Approximately two-hundred years later, astrophotography was born when the first image of the moon was captured on daguerreotype in 1840. It was around this time that retired Scottish engineer James Nasmyth began toying with plaster models and photographic equipment to recreate the lunar landscape. Together with James Carpenter, he authored The Moon Considered As a Planet, a World, and a Satellite, becoming one of the nineteenth century's most prominent selenographers (someone who maps the topography of the moon). Nasmyth's process involved carefully sketching the features of the moon before crafting models that were photographed “in strong sunlight” using the heliotype process. The results look almost like surrealist paintings, yet they were quite innovative for the time.
Astrophotography continued to advance when in 1880, amateur scientist Henry Draper took the first photograph of an astronomical nebula, following it a year later with the first wide-angle image of a comet's tail and spectrum of a comet's head. What was initially viewed as a more artistic pursuit gained traction in scientific circles over the next several decades with Edward Emerson Barnard's detailed images of the Milky Way, as well as the contributions of other pioneering astrophotographers.
Halley's Comet passed the planet in 1910, and with it came substantial newspaper coverage. It made the May 19 banner headline of the New York Times. Yellow journalists wrote that the comet's tail contained poisonous gases, fanning flames of unease amid the public. This doesn't sound like progress, but it marked a change in the public's level of interest in astronomy. Halley's Comet appeared in advertisements for everything from soap to fountain pens and soft drinks. One political cartoon of the time shows Czar Nicholas II of Russia peering out his window at the sky and crying, “Good heavens! Another bomb?,” possibly in reference to his grandfather's assassination. The comet was all over the media— a true “star” in the celebrity sense.

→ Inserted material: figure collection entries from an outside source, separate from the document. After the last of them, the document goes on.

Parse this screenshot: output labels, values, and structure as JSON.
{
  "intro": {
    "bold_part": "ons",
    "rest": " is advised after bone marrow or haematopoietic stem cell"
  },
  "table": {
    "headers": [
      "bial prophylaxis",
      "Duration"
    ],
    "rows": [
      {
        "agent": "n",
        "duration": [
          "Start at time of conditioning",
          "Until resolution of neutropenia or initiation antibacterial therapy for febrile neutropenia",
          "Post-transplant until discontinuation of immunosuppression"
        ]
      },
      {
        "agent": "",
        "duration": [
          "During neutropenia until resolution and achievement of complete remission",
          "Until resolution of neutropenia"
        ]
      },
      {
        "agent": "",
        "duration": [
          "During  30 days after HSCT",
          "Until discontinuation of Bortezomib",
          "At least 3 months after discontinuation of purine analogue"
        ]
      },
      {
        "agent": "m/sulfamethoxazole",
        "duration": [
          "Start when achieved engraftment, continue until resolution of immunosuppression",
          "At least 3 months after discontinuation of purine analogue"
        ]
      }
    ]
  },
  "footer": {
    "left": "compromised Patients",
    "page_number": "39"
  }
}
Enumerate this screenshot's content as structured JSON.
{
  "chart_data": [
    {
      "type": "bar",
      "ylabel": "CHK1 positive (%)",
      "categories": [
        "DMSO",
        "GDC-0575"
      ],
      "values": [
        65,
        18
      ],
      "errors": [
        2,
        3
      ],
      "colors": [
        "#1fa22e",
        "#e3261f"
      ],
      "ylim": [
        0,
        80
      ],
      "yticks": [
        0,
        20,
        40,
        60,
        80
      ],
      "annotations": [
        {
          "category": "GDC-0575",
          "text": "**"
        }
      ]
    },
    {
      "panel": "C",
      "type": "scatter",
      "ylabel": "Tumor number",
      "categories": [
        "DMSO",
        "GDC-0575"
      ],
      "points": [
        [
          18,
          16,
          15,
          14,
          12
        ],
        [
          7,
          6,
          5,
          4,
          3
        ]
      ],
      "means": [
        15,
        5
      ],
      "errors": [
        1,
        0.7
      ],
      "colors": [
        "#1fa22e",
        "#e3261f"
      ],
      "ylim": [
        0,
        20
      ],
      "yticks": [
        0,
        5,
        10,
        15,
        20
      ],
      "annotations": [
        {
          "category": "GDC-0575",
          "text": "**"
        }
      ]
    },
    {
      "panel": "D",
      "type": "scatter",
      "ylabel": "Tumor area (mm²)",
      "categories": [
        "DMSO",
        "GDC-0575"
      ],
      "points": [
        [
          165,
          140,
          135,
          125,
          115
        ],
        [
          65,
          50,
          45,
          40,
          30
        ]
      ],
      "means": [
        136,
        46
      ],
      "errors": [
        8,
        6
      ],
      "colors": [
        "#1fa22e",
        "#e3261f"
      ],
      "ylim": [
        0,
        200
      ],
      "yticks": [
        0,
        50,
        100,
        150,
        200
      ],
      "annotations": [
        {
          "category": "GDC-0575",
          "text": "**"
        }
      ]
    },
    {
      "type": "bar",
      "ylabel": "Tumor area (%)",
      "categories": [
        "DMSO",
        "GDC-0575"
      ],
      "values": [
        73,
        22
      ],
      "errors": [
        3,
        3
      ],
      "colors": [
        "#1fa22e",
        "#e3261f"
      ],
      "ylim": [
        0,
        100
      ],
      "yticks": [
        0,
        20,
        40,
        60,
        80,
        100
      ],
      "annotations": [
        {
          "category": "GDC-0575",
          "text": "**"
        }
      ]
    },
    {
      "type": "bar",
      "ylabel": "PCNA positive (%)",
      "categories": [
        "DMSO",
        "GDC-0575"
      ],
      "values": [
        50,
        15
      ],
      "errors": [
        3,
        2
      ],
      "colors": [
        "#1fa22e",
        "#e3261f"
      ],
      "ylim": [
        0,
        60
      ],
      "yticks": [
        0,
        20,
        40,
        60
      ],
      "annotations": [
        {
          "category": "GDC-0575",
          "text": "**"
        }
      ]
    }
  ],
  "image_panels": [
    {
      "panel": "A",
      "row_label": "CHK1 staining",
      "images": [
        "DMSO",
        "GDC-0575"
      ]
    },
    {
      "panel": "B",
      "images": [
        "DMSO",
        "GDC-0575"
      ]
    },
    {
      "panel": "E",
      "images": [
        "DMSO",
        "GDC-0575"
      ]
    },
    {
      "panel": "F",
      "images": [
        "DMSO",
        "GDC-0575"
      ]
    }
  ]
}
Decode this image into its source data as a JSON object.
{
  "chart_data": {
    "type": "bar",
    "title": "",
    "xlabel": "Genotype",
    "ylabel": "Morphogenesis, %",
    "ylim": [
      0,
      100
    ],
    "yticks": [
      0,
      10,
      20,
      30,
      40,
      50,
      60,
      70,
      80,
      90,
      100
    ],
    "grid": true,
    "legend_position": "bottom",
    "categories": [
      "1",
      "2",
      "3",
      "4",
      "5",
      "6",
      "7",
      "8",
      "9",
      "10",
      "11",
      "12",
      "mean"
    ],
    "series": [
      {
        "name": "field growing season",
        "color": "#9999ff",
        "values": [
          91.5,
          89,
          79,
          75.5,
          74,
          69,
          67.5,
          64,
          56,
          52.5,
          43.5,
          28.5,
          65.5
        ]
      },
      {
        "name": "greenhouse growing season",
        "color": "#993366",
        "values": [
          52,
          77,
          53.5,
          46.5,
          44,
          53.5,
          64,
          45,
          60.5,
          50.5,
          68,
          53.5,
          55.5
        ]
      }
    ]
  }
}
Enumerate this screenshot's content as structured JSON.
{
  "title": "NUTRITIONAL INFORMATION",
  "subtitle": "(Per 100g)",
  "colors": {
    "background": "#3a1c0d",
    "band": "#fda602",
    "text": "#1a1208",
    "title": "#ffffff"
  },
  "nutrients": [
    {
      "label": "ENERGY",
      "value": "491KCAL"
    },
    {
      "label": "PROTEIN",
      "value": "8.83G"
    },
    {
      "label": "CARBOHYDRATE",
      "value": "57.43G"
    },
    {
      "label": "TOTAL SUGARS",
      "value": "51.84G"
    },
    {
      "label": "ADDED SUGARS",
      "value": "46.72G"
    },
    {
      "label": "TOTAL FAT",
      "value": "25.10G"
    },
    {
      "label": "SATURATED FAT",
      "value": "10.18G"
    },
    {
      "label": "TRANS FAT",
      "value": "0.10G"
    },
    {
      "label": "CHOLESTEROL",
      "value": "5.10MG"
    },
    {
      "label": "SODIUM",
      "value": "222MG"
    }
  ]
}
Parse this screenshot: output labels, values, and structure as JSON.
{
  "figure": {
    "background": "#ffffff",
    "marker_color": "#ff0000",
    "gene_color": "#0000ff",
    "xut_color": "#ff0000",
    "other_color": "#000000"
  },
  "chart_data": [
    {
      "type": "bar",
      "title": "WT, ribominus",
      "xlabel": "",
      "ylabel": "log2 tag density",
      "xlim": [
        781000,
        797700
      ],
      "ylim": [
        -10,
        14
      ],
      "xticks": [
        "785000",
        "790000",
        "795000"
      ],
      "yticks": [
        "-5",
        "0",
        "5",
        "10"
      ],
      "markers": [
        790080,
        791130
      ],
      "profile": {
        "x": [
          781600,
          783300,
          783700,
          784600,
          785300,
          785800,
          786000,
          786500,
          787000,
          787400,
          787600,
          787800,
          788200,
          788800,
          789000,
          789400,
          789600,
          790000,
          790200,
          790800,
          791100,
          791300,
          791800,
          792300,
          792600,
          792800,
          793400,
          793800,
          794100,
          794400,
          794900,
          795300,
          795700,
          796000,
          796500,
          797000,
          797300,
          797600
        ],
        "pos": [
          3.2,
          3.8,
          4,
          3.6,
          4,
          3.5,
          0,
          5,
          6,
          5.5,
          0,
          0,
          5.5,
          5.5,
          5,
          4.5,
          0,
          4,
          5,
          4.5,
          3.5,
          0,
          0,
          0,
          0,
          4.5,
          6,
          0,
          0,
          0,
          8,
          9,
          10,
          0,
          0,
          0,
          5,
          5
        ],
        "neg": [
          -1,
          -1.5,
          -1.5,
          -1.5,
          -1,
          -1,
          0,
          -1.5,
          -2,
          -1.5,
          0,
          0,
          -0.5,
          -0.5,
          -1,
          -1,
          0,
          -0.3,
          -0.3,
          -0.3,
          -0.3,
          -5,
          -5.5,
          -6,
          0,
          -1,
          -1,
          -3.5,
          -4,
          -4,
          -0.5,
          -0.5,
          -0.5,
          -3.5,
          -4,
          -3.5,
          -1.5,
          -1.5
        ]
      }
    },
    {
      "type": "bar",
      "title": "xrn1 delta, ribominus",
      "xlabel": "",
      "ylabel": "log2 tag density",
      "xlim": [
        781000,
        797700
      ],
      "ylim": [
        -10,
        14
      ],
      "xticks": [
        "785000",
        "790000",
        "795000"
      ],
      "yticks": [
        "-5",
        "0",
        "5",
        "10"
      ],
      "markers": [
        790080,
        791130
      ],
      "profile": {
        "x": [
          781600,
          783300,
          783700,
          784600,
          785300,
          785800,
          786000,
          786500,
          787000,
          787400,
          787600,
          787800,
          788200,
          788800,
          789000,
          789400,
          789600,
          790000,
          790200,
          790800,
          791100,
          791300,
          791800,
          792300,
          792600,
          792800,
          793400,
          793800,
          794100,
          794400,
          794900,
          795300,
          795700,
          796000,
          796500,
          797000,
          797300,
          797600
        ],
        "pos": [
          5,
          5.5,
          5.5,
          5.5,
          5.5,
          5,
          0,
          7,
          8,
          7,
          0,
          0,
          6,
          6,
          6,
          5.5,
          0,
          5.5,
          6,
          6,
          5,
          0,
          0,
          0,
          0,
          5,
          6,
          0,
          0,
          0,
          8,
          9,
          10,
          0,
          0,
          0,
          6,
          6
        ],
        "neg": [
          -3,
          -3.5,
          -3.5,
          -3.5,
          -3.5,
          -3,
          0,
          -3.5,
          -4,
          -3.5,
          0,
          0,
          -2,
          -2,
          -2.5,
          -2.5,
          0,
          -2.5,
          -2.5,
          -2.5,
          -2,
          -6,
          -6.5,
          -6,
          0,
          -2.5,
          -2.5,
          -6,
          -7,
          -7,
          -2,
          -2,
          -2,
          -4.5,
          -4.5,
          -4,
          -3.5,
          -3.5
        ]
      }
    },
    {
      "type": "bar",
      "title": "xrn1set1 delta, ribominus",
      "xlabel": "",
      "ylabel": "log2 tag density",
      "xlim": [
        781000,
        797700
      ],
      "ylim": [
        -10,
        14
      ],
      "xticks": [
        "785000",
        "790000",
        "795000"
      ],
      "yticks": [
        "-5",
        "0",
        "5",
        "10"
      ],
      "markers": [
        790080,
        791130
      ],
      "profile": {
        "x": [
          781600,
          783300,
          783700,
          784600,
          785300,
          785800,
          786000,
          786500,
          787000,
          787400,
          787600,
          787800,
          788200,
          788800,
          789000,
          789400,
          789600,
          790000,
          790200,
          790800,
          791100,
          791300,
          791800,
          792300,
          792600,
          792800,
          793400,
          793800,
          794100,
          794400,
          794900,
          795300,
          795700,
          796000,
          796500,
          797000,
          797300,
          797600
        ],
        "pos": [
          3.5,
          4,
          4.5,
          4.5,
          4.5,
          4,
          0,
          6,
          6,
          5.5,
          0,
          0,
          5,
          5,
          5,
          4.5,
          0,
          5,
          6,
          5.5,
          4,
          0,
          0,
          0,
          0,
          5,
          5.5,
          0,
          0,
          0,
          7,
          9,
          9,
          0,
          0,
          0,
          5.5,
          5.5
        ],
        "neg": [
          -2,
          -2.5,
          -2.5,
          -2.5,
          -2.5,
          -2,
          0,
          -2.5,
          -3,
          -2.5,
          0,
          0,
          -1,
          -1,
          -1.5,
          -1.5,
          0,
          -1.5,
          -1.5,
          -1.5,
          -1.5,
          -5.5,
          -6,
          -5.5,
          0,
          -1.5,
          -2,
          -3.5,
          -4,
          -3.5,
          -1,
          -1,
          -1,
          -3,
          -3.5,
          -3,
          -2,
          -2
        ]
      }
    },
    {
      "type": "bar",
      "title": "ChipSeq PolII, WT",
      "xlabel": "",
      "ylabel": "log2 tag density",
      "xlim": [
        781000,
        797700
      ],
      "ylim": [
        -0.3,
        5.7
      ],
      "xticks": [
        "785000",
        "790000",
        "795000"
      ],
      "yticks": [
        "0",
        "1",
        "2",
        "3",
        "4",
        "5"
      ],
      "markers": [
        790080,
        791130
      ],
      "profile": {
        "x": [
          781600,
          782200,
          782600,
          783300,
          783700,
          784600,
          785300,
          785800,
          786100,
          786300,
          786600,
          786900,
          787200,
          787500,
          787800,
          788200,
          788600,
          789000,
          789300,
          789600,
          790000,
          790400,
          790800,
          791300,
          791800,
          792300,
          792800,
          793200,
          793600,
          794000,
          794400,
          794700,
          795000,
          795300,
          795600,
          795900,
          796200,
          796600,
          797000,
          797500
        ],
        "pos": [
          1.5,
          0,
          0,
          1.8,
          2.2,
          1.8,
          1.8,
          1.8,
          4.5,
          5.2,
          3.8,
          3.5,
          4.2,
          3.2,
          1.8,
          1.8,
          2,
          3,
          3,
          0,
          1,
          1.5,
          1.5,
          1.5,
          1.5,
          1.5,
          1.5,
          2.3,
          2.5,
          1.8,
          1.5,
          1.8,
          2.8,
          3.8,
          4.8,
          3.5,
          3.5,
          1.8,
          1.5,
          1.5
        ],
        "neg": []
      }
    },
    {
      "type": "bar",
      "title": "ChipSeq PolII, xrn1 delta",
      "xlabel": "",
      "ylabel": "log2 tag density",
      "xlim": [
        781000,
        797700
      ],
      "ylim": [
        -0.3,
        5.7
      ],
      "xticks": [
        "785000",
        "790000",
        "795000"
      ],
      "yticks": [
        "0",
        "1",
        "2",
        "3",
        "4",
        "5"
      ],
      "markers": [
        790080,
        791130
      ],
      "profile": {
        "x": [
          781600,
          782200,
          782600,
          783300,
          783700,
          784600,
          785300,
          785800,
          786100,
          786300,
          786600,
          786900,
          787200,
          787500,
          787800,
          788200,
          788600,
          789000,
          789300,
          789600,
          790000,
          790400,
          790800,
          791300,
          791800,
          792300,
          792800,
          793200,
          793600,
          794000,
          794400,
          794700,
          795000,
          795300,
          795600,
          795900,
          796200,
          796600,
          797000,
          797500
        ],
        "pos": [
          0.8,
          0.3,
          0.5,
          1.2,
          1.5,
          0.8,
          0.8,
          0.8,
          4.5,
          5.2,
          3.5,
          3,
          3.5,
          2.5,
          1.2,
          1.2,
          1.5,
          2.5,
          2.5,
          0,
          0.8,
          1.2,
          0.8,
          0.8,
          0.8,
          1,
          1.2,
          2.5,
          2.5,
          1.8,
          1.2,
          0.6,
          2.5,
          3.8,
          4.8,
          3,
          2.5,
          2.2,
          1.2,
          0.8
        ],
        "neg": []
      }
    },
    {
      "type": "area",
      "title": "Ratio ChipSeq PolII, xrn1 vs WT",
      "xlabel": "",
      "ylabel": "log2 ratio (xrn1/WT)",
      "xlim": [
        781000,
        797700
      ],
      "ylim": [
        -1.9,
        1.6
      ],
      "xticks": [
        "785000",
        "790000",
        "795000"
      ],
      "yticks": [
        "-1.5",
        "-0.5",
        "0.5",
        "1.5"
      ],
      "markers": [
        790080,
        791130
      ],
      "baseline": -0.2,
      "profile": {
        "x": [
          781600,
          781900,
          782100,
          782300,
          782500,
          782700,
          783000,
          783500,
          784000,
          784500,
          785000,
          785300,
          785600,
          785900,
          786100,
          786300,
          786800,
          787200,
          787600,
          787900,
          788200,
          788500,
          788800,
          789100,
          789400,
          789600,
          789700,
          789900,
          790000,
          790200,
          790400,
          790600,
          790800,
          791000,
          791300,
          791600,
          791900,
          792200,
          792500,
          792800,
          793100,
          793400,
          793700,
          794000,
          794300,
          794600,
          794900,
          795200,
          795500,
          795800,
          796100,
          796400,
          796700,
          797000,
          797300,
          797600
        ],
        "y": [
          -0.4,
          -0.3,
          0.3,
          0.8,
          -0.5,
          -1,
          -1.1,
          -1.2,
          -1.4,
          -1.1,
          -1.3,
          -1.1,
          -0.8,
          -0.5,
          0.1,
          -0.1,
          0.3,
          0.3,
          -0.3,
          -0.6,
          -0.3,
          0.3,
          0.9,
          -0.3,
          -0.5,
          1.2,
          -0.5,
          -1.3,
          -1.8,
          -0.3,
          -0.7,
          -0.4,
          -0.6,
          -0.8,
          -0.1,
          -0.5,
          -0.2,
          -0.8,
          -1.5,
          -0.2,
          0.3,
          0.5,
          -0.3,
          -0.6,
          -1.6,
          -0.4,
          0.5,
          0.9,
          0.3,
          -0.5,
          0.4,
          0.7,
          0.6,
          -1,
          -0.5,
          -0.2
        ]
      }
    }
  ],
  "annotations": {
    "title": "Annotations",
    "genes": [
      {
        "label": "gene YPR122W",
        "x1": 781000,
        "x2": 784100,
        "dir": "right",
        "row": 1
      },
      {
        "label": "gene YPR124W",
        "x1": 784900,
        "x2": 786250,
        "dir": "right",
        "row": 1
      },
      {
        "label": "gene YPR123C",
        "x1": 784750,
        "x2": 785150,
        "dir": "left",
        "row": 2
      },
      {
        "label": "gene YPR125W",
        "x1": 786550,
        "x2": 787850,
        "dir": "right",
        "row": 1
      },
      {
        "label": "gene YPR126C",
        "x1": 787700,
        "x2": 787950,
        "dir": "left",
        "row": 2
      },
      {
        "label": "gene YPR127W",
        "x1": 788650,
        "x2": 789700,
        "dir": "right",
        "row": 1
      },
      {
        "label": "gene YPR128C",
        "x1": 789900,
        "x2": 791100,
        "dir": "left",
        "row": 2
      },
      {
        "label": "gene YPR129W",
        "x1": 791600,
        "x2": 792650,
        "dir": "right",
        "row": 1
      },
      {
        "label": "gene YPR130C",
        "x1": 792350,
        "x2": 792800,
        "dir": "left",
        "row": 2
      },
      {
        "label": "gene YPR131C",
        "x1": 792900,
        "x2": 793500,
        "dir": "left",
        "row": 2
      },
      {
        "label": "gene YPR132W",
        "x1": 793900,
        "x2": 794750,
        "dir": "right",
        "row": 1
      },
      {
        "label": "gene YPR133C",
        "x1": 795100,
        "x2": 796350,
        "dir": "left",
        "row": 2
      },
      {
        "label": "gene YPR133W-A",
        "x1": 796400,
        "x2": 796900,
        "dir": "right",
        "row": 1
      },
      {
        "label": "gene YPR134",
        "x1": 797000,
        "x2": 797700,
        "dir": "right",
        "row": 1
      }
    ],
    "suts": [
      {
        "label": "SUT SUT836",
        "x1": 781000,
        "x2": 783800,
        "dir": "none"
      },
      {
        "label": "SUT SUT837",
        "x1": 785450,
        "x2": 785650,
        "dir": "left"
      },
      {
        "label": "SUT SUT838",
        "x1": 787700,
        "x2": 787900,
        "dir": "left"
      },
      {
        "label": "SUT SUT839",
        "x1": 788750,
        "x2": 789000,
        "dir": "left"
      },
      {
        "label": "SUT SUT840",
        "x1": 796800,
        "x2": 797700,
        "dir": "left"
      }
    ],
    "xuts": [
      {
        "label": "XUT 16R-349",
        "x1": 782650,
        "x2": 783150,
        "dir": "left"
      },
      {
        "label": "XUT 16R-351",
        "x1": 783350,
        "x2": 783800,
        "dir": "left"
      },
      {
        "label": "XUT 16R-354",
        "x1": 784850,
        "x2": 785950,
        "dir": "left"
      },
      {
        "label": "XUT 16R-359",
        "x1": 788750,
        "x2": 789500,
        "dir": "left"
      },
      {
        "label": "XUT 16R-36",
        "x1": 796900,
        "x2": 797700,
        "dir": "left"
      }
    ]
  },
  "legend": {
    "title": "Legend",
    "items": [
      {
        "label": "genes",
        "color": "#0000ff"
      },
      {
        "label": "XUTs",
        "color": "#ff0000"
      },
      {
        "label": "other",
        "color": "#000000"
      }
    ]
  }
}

It was also during the 1910 passage that Halley's Comet— once stitched onto eleventh century tapestries and noted on Babylonian tablets— was caught on film for the first time. When it next returned to orbit the earth in 1986, it was disappointingly dim, but by then technology had improved enough to capture images of the comet from a much closer range. It's next appearance will occur in 2061; who knows what new ways we'll have developed by then for recording the sky.